The pre-IPO investing guide
How pre-IPO investing actually works — structures, access, fees, liquidity, and what you need to understand before evaluating any opportunity.
Contents
1. What pre-IPO investing actually is
Pre-IPO investing refers to acquiring equity or equity-like exposure in a private company before it conducts an initial public offering. The term is used loosely and covers several distinct activities that carry very different risk profiles and legal structures.
Most retail-accessible "pre-IPO" investments are not direct share purchases from the company. They are instead purchases through intermediary structures — typically special purpose vehicles (SPVs), secondary market transactions, or private funds — that give investors exposure to a company's equity without holding shares directly.
When a venture capital firm invests in a company's Series B round, it buys shares directly from the company in a primary transaction. When you buy through a pre-IPO platform, you are almost always buying through an intermediary that may hold those shares — or claims to hold them. This distinction matters enormously for your legal rights, fee exposure, and actual economic outcome.

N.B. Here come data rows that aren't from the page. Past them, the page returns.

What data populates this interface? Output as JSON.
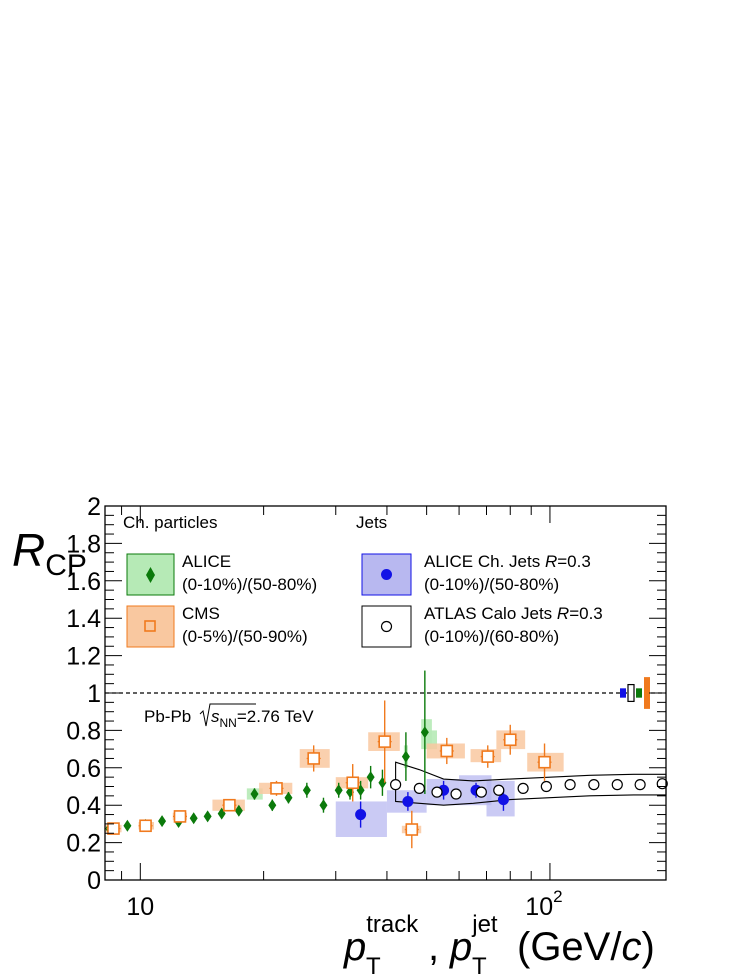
{
  "chart_data": {
    "type": "scatter",
    "xscale": "log",
    "xlim": [
      8.2,
      192
    ],
    "ylim": [
      0,
      2
    ],
    "ytick_labels": [
      "0",
      "0.2",
      "0.4",
      "0.6",
      "0.8",
      "1",
      "1.2",
      "1.4",
      "1.6",
      "1.8",
      "2"
    ],
    "xtick_labels": [
      {
        "base": "10",
        "exp": ""
      },
      {
        "base": "10",
        "exp": "2"
      }
    ],
    "ylabel": {
      "main": "R",
      "sub": "CP"
    },
    "xlabel": {
      "p1": "p",
      "sub1": "T",
      "sup1": "track",
      "p2": "p",
      "sub2": "T",
      "sup2": "jet",
      "unit_open": "(GeV/",
      "unit_c": "c",
      "unit_close": ")",
      "sep": ","
    },
    "annotation": {
      "system": "Pb-Pb",
      "sqrt": "s",
      "sub": "NN",
      "energy": "=2.76 TeV"
    },
    "legend_headers": {
      "particles": "Ch. particles",
      "jets": "Jets"
    },
    "legend": [
      {
        "key": "alice",
        "line1": "ALICE",
        "line2": "(0-10%)/(50-80%)"
      },
      {
        "key": "cms",
        "line1": "CMS",
        "line2": "(0-5%)/(50-90%)"
      },
      {
        "key": "alice_jets",
        "line1": "ALICE Ch. Jets",
        "r_label": "R",
        "r_value": "=0.3",
        "line2": "(0-10%)/(50-80%)"
      },
      {
        "key": "atlas",
        "line1": "ATLAS Calo Jets",
        "r_label": "R",
        "r_value": "=0.3",
        "line2": "(0-10%)/(60-80%)"
      }
    ],
    "colors": {
      "alice": "#0b7a0b",
      "alice_box": "#b6eab6",
      "cms": "#f07a1e",
      "cms_box": "#f9c8a0",
      "alice_jets": "#1212e6",
      "alice_jets_box": "#b8b8f0",
      "atlas": "#000000"
    },
    "series": [
      {
        "name": "ALICE Ch. particles",
        "key": "alice",
        "points": [
          [
            8.4,
            0.275,
            0.025
          ],
          [
            9.3,
            0.29,
            0.02
          ],
          [
            10.3,
            0.295,
            0.02
          ],
          [
            11.3,
            0.315,
            0.02
          ],
          [
            12.4,
            0.31,
            0.02
          ],
          [
            13.5,
            0.33,
            0.02
          ],
          [
            14.6,
            0.34,
            0.02
          ],
          [
            15.8,
            0.355,
            0.02
          ],
          [
            17.4,
            0.37,
            0.025
          ],
          [
            19,
            0.46,
            0.03
          ],
          [
            21,
            0.4,
            0.03
          ],
          [
            23,
            0.44,
            0.03
          ],
          [
            25.5,
            0.48,
            0.04
          ],
          [
            28,
            0.4,
            0.04
          ],
          [
            30.5,
            0.48,
            0.04
          ],
          [
            32.5,
            0.47,
            0.04
          ],
          [
            34.5,
            0.48,
            0.05
          ],
          [
            36.5,
            0.55,
            0.06
          ],
          [
            39,
            0.52,
            0.07
          ],
          [
            44.5,
            0.66,
            0.13
          ],
          [
            49.5,
            0.79,
            0.33
          ]
        ]
      },
      {
        "name": "CMS",
        "key": "cms",
        "points": [
          [
            8.6,
            0.275,
            0.02
          ],
          [
            10.3,
            0.29,
            0.02
          ],
          [
            12.5,
            0.34,
            0.02
          ],
          [
            16.5,
            0.4,
            0.03
          ],
          [
            21.5,
            0.49,
            0.04
          ],
          [
            26.5,
            0.65,
            0.07
          ],
          [
            33,
            0.52,
            0.1
          ],
          [
            39.5,
            0.74,
            0.22
          ],
          [
            46,
            0.27,
            0.1
          ],
          [
            56,
            0.69,
            0.07
          ],
          [
            70.5,
            0.66,
            0.06
          ],
          [
            80,
            0.75,
            0.08
          ],
          [
            97,
            0.63,
            0.1
          ]
        ]
      },
      {
        "name": "ALICE Ch. Jets",
        "key": "alice_jets",
        "points": [
          [
            34.5,
            0.35,
            0.07
          ],
          [
            45,
            0.42,
            0.05
          ],
          [
            55,
            0.48,
            0.05
          ],
          [
            66,
            0.48,
            0.04
          ],
          [
            77,
            0.43,
            0.06
          ]
        ]
      },
      {
        "name": "ATLAS Calo Jets",
        "key": "atlas",
        "points": [
          [
            42,
            0.51,
            0.02
          ],
          [
            48,
            0.49,
            0.02
          ],
          [
            53,
            0.47,
            0.02
          ],
          [
            59,
            0.46,
            0.02
          ],
          [
            68,
            0.47,
            0.02
          ],
          [
            75,
            0.48,
            0.02
          ],
          [
            86,
            0.49,
            0.02
          ],
          [
            98,
            0.5,
            0.02
          ],
          [
            112,
            0.51,
            0.02
          ],
          [
            128,
            0.51,
            0.02
          ],
          [
            146,
            0.51,
            0.02
          ],
          [
            166,
            0.51,
            0.02
          ],
          [
            188,
            0.515,
            0.02
          ]
        ]
      }
    ],
    "sys_boxes": {
      "alice": [
        [
          18.2,
          19.9,
          0.43,
          0.49
        ],
        [
          44,
          45,
          0.6,
          0.72
        ],
        [
          48.5,
          51.5,
          0.7,
          0.86
        ],
        [
          50,
          53,
          0.7,
          0.8
        ]
      ],
      "cms": [
        [
          8.2,
          9.0,
          0.255,
          0.295
        ],
        [
          9.9,
          10.8,
          0.27,
          0.31
        ],
        [
          12,
          13,
          0.32,
          0.36
        ],
        [
          15,
          18,
          0.37,
          0.43
        ],
        [
          19.5,
          23.5,
          0.46,
          0.52
        ],
        [
          24.5,
          29,
          0.6,
          0.7
        ],
        [
          30,
          36,
          0.49,
          0.55
        ],
        [
          36,
          43,
          0.69,
          0.79
        ],
        [
          43.5,
          48.5,
          0.25,
          0.29
        ],
        [
          50,
          62,
          0.65,
          0.73
        ],
        [
          64,
          76,
          0.63,
          0.7
        ],
        [
          74,
          87,
          0.7,
          0.8
        ],
        [
          88,
          108,
          0.58,
          0.68
        ]
      ],
      "alice_jets": [
        [
          30,
          40,
          0.23,
          0.42
        ],
        [
          40,
          50,
          0.36,
          0.48
        ],
        [
          50,
          60,
          0.4,
          0.54
        ],
        [
          60,
          72,
          0.4,
          0.56
        ],
        [
          70,
          82,
          0.34,
          0.53
        ]
      ]
    },
    "atlas_band_upper": [
      [
        42,
        0.63
      ],
      [
        48,
        0.59
      ],
      [
        55,
        0.54
      ],
      [
        65,
        0.53
      ],
      [
        80,
        0.54
      ],
      [
        100,
        0.55
      ],
      [
        125,
        0.56
      ],
      [
        160,
        0.565
      ],
      [
        192,
        0.565
      ]
    ],
    "atlas_band_lower": [
      [
        42,
        0.42
      ],
      [
        48,
        0.41
      ],
      [
        55,
        0.4
      ],
      [
        65,
        0.41
      ],
      [
        80,
        0.43
      ],
      [
        100,
        0.44
      ],
      [
        125,
        0.45
      ],
      [
        160,
        0.455
      ],
      [
        192,
        0.455
      ]
    ],
    "norm_uncertainties": [
      {
        "key": "alice_jets",
        "color": "#1212e6",
        "style": "fill",
        "y_half": 0.025
      },
      {
        "key": "atlas",
        "color": "#000000",
        "style": "open",
        "y_half": 0.045
      },
      {
        "key": "alice",
        "color": "#0b7a0b",
        "style": "fill",
        "y_half": 0.025
      },
      {
        "key": "cms",
        "color": "#f07a1e",
        "style": "fill",
        "y_half": 0.085
      }
    ],
    "reference_line": 1
  }
}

2. The three main structures
Retail-accessible pre-IPO deals typically come through one of three structures:
Special Purpose Vehicles (SPVs)
An SPV is a legal entity created for the sole purpose of making a single investment. Investors pool capital into the SPV, which then holds shares in the target company. The SPV manager (the "GP") handles all legal and administrative responsibilities and charges fees for doing so.
SPVs are common because they allow a group of investors to collectively meet minimum investment thresholds and navigate transfer restrictions that might prevent individual investors from buying directly. See SPVs explained for a full breakdown.
Secondary share transactions
Secondary transactions involve purchasing shares from existing shareholders — founders, early employees, or earlier investors — rather than from the company itself. The company must typically approve any transfer. Secondary shares often trade at a markup or discount to the company's last funding round valuation. See secondary shares explained.
Pre-IPO funds
Some investment funds are structured specifically to hold positions in late-stage private companies. These funds pool investor capital and invest across a portfolio of private companies, offering diversification but introducing additional layers of fees.
3. How access actually works
Access to pre-IPO deals is genuinely constrained. Companies restrict who can hold their shares, how many shareholders they can have, and under what conditions transfers occur. This creates a legitimate access challenge — but it also creates fertile ground for misrepresentation.
FINRA has specifically flagged pre-IPO investments as an area where promoters may claim access to shares they do not actually hold. Before evaluating any deal, ask the firm offering it to demonstrate — not just claim — that it holds or has a contractual right to the shares being offered.
If a firm cannot clearly explain whether it holds shares directly, through an SPV, or through a forward contract — and cannot provide third-party verification — that is a serious red flag. Vague answers about "having relationships with" or "having access to" a company are not the same as actually holding shares.
4. Fee structures to understand
Pre-IPO investments typically carry multiple layers of fees. Understanding the total fee burden is essential before evaluating any deal's potential return.
5. Liquidity and exit scenarios
Pre-IPO investments are illiquid by nature. When you invest in a private company through an SPV or fund, you typically cannot sell your position until one of the following exit events occurs:
- IPO: The company goes public and you can sell on public markets, usually after a lockup period of 90–180 days.
- Acquisition: The company is acquired and the acquirer buys out shareholders, including SPV investors.
- Secondary sale: You find a buyer for your SPV interest or shares, subject to approval and transfer restrictions.
- Fund liquidation: At the end of the fund's term, the manager distributes assets to investors.
None of these outcomes is guaranteed. Companies stay private for years — often 7–10 years or longer. Some never go public. Some fail. Some raise down rounds that eliminate earlier investors through dilution or preference stack liquidation. Invest only capital you can afford to have locked up indefinitely.
6. Due diligence considerations
Private companies have far fewer disclosure obligations than public ones. You will not receive quarterly earnings reports, audited financials, or SEC filings. You are largely dependent on what the company and the intermediary choose to share with you.
Before investing, try to obtain and understand the following:
- The company's most recent capitalization table (cap table) showing all share classes and ownership
- The company's most recent audited financial statements, if available
- The full fee schedule for the SPV or fund structure
- The legal documents governing your investment, including the operating agreement and any side letters
- The intermediary's proof that it holds or has a contractual right to the shares being offered
- Any information rights or voting rights you do or do not have as an SPV investor
Engaging a licensed attorney to review documents before investing is strongly advisable for any significant commitment.